Equally important was Gadoury’s role with others at Cornell in establishing the critical function of early-season control of grape powdery mildew. In a series of elegant lab and vineyard studies lead by Gadoury, they showed convincingly that ontogenic resistance limits susceptibility of grape berries to a 4-week period around bloom, disproving the long-held view that berries remained susceptible for 2 months. The outcome of this breakthrough was a significant adjustment and reduction of fungicide spray schedules worldwide. By precisely identifying the end of the susceptibility period, Gadoury and colleagues also helped wine-grape growers avoid premature termination of spraying that contributed to an insidious form of the disease called “diffuse powdery mildew,” which predisposes grapes to contamination by spoilage microorganisms that create off-flavors in wine.
The impact of Gadoury’s work in fruit pathology is affirmed by 66 refereed research publications, nearly 800 citations of his papers (an extraordinary number in fruit pathology), numerous visiting research and lecture experiences around the world, and service on review panels. Comments by colleagues on his impact were uniformly glowing. A prominent colleague states that “he is THE authority worldwide on apple scab and grape powdery mildew.” Colleagues consistently stated that “his papers should be required reading for all grad students in plant pathology…because of their logical and systematic approach and painstaking attention to detail.” Gadoury was also praised for “the amazing breadth of his approach to solving problems, ranging from mycology to epidemiology, genetics, biophysics, and molecular host-pathogen interactions.”

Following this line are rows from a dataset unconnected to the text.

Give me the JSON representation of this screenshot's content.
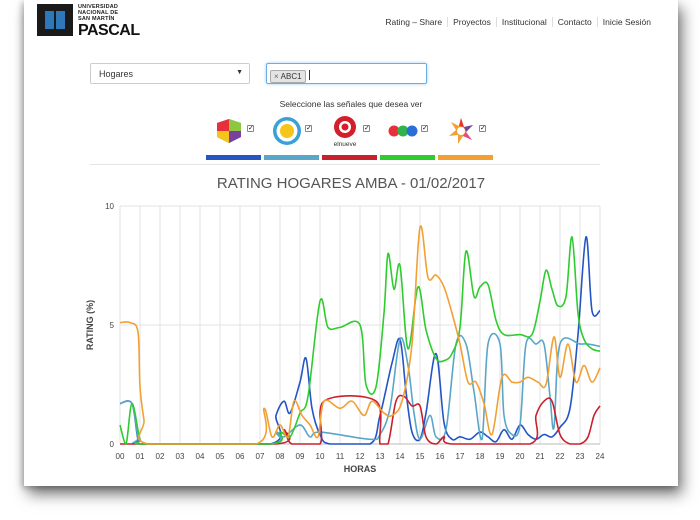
{
  "header": {
    "logo_small": "UNIVERSIDAD NACIONAL DE SAN MARTÍN",
    "logo_big": "PASCAL",
    "nav": [
      "Rating – Share",
      "Proyectos",
      "Institucional",
      "Contacto",
      "Inicie Sesión"
    ]
  },
  "controls": {
    "select_value": "Hogares",
    "tag": "ABC1",
    "prompt": "Seleccione las señales que desea ver",
    "channels": [
      {
        "name": "canal-13",
        "icon": "canal-13-logo-icon",
        "color": "#2355c4"
      },
      {
        "name": "tv-publica",
        "icon": "tv-publica-logo-icon",
        "color": "#5aa6c9"
      },
      {
        "name": "elnueve",
        "icon": "elnueve-logo-icon",
        "color": "#c8202c",
        "caption": "elnueve"
      },
      {
        "name": "america",
        "icon": "america-logo-icon",
        "color": "#2ecc2e"
      },
      {
        "name": "telefe",
        "icon": "telefe-logo-icon",
        "color": "#f2a033"
      }
    ]
  },
  "chart_data": {
    "type": "line",
    "title": "RATING HOGARES AMBA - 01/02/2017",
    "xlabel": "HORAS",
    "ylabel": "RATING (%)",
    "xlim": [
      0,
      24
    ],
    "ylim": [
      0,
      10
    ],
    "x_ticks": [
      "00",
      "01",
      "02",
      "03",
      "04",
      "05",
      "06",
      "07",
      "08",
      "09",
      "10",
      "11",
      "12",
      "13",
      "14",
      "15",
      "16",
      "17",
      "18",
      "19",
      "20",
      "21",
      "22",
      "23",
      "24"
    ],
    "y_ticks": [
      "0",
      "5",
      "10"
    ],
    "series": [
      {
        "color": "#2355c4",
        "points": [
          [
            0,
            1.7
          ],
          [
            0.6,
            1.7
          ],
          [
            0.9,
            0.2
          ],
          [
            1.2,
            0
          ],
          [
            7.5,
            0
          ],
          [
            7.8,
            1.2
          ],
          [
            8.2,
            1.8
          ],
          [
            8.5,
            1.3
          ],
          [
            9,
            2.6
          ],
          [
            9.3,
            3.6
          ],
          [
            9.6,
            1.5
          ],
          [
            10,
            0.4
          ],
          [
            10.5,
            0
          ],
          [
            12.5,
            0
          ],
          [
            13,
            1.2
          ],
          [
            13.6,
            3.4
          ],
          [
            14,
            4.4
          ],
          [
            14.3,
            2.2
          ],
          [
            14.6,
            0.5
          ],
          [
            15,
            0.2
          ],
          [
            15.3,
            1.3
          ],
          [
            15.8,
            3.8
          ],
          [
            16.2,
            0.9
          ],
          [
            16.6,
            0.2
          ],
          [
            17,
            0.3
          ],
          [
            17.5,
            0.2
          ],
          [
            18,
            0.5
          ],
          [
            18.4,
            0.3
          ],
          [
            18.8,
            0.1
          ],
          [
            19.2,
            0.6
          ],
          [
            19.6,
            0.2
          ],
          [
            20,
            0.8
          ],
          [
            20.4,
            0.4
          ],
          [
            20.8,
            0.2
          ],
          [
            21.2,
            0.4
          ],
          [
            21.6,
            0.3
          ],
          [
            22,
            0.7
          ],
          [
            22.5,
            1.5
          ],
          [
            22.9,
            4.6
          ],
          [
            23.3,
            8.7
          ],
          [
            23.6,
            5.6
          ],
          [
            24,
            5.6
          ]
        ]
      },
      {
        "color": "#5aa6c9",
        "points": [
          [
            0,
            1.7
          ],
          [
            0.6,
            1.7
          ],
          [
            0.9,
            0.3
          ],
          [
            1.2,
            0
          ],
          [
            7.5,
            0
          ],
          [
            7.8,
            0.5
          ],
          [
            8.2,
            0.3
          ],
          [
            9,
            0.8
          ],
          [
            9.5,
            0.3
          ],
          [
            10,
            0.5
          ],
          [
            12.5,
            0.2
          ],
          [
            13,
            0.4
          ],
          [
            13.5,
            1.5
          ],
          [
            14,
            4.4
          ],
          [
            14.4,
            3.3
          ],
          [
            14.7,
            1.3
          ],
          [
            15,
            0.2
          ],
          [
            15.5,
            1.2
          ],
          [
            15.8,
            0.3
          ],
          [
            16.3,
            0.6
          ],
          [
            16.8,
            4.2
          ],
          [
            17.3,
            4.2
          ],
          [
            17.7,
            2.2
          ],
          [
            18.1,
            0.2
          ],
          [
            18.4,
            4.2
          ],
          [
            19,
            4.2
          ],
          [
            19.2,
            1.2
          ],
          [
            19.6,
            0.4
          ],
          [
            20,
            0.8
          ],
          [
            20.3,
            4.2
          ],
          [
            20.8,
            4.2
          ],
          [
            21.2,
            4.2
          ],
          [
            21.5,
            2
          ],
          [
            21.7,
            0.7
          ],
          [
            22,
            4.2
          ],
          [
            23,
            4.2
          ],
          [
            23.4,
            4.2
          ],
          [
            24,
            4.1
          ]
        ]
      },
      {
        "color": "#c8202c",
        "points": [
          [
            0,
            0
          ],
          [
            7.8,
            0
          ],
          [
            8.2,
            0.6
          ],
          [
            8.6,
            0
          ],
          [
            10,
            0
          ],
          [
            10.2,
            1.8
          ],
          [
            12.8,
            1.8
          ],
          [
            13,
            0
          ],
          [
            13.4,
            0
          ],
          [
            13.8,
            1.8
          ],
          [
            14.2,
            2
          ],
          [
            14.6,
            1.6
          ],
          [
            15,
            1.6
          ],
          [
            15.3,
            0.3
          ],
          [
            15.8,
            0
          ],
          [
            16.2,
            0.3
          ],
          [
            16.6,
            0
          ],
          [
            20.5,
            0
          ],
          [
            20.8,
            1.2
          ],
          [
            21.2,
            1.8
          ],
          [
            21.6,
            1.8
          ],
          [
            22,
            0.4
          ],
          [
            22.5,
            0
          ],
          [
            23,
            0
          ],
          [
            23.4,
            0.3
          ],
          [
            23.7,
            1.2
          ],
          [
            24,
            1.6
          ]
        ]
      },
      {
        "color": "#2ecc2e",
        "points": [
          [
            0,
            0.8
          ],
          [
            0.3,
            0
          ],
          [
            0.6,
            1.7
          ],
          [
            1,
            0.2
          ],
          [
            1.3,
            0
          ],
          [
            7.5,
            0
          ],
          [
            8,
            0.5
          ],
          [
            8.5,
            0.3
          ],
          [
            9,
            1.3
          ],
          [
            9.4,
            2
          ],
          [
            10,
            6
          ],
          [
            10.4,
            4.9
          ],
          [
            11,
            4.9
          ],
          [
            12,
            5
          ],
          [
            12.3,
            2.5
          ],
          [
            12.8,
            2.4
          ],
          [
            13.2,
            5.5
          ],
          [
            13.4,
            8
          ],
          [
            13.7,
            6.5
          ],
          [
            14,
            7.5
          ],
          [
            14.4,
            4
          ],
          [
            14.9,
            6.6
          ],
          [
            15.3,
            4.8
          ],
          [
            15.8,
            3.6
          ],
          [
            16.2,
            3.5
          ],
          [
            16.6,
            3.8
          ],
          [
            17,
            4.9
          ],
          [
            17.3,
            8.1
          ],
          [
            17.7,
            6.2
          ],
          [
            18,
            6.6
          ],
          [
            18.4,
            6.7
          ],
          [
            18.8,
            5.2
          ],
          [
            19.2,
            4.6
          ],
          [
            20,
            4.6
          ],
          [
            20.6,
            4.6
          ],
          [
            21,
            6
          ],
          [
            21.3,
            7.3
          ],
          [
            21.6,
            6.5
          ],
          [
            21.9,
            5.8
          ],
          [
            22.3,
            6.2
          ],
          [
            22.6,
            8.7
          ],
          [
            22.9,
            5.5
          ],
          [
            23.2,
            4.4
          ],
          [
            23.6,
            4
          ],
          [
            24,
            3.9
          ]
        ]
      },
      {
        "color": "#f2a033",
        "points": [
          [
            0,
            5.1
          ],
          [
            0.5,
            5.1
          ],
          [
            0.9,
            4.7
          ],
          [
            1,
            2.4
          ],
          [
            1.2,
            1
          ],
          [
            1.4,
            0
          ],
          [
            6.8,
            0
          ],
          [
            7.2,
            1.5
          ],
          [
            7.6,
            0.3
          ],
          [
            8,
            0.8
          ],
          [
            8.4,
            0.3
          ],
          [
            8.7,
            1.8
          ],
          [
            9.1,
            1.2
          ],
          [
            9.5,
            0.8
          ],
          [
            9.9,
            0.3
          ],
          [
            10.2,
            1.8
          ],
          [
            11,
            1.5
          ],
          [
            11.6,
            1.8
          ],
          [
            12.2,
            1.2
          ],
          [
            12.6,
            1.8
          ],
          [
            13.2,
            1.3
          ],
          [
            13.6,
            1.2
          ],
          [
            14.1,
            1.8
          ],
          [
            14.6,
            4.2
          ],
          [
            15,
            9.1
          ],
          [
            15.4,
            7
          ],
          [
            15.8,
            7.1
          ],
          [
            16.2,
            6.6
          ],
          [
            16.6,
            5.5
          ],
          [
            17,
            4.2
          ],
          [
            17.4,
            2.6
          ],
          [
            17.8,
            2.6
          ],
          [
            18.2,
            1.7
          ],
          [
            18.6,
            0.4
          ],
          [
            19.1,
            2.8
          ],
          [
            19.6,
            2.6
          ],
          [
            20,
            2.6
          ],
          [
            20.4,
            2.8
          ],
          [
            20.9,
            2.6
          ],
          [
            21.3,
            2.5
          ],
          [
            21.7,
            4.5
          ],
          [
            22,
            2.8
          ],
          [
            22.4,
            4.2
          ],
          [
            22.8,
            2.6
          ],
          [
            23.2,
            3.3
          ],
          [
            23.6,
            2.6
          ],
          [
            24,
            3.2
          ]
        ]
      }
    ]
  }
}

Gadoury is an enthusiastic and committed citizen of his department and of APS. He is seen as a “brilliant mentor for graduate students” whose “natural and infectious curiosity challenges his students” and has created a “legacy of students with successful careers in plant pathology.” He has lectured internationally on writing effectively for diverse competitive grants programs and on the process of preparing articles for refereed journals. He has advocated forcefully and effectively, both at Cornell and through APS committees, for a greater emphasis on undergraduate teaching and work experience in order to recruit future plant pathologists, and he now chairs a committee tasked with identifying future challenges to the profession of plant pathology.
For his innovative contributions to fruit epidemiology, highly effective mentoring of young scientists, and exemplary service, Gadoury is truly worthy of receiving the APS Fellow Award.
A native of Rhode Island, Gadoury received his B.S. degree from the University of Rhode Island in 1978. His M.S. and Ph.D. degrees in plant pathology were earned at University of New Hampshire in 1981 and 1984, respectively. At the New York State Experiment Station in Geneva, he was hired in 1985 as a research associate II, rising to research associate III in 1990 and to senior research associate in 1993. Gadoury is an avid hiker and skier and is completing a second round of ascents of all 48 high peaks in the White Mountains of New Hampshire.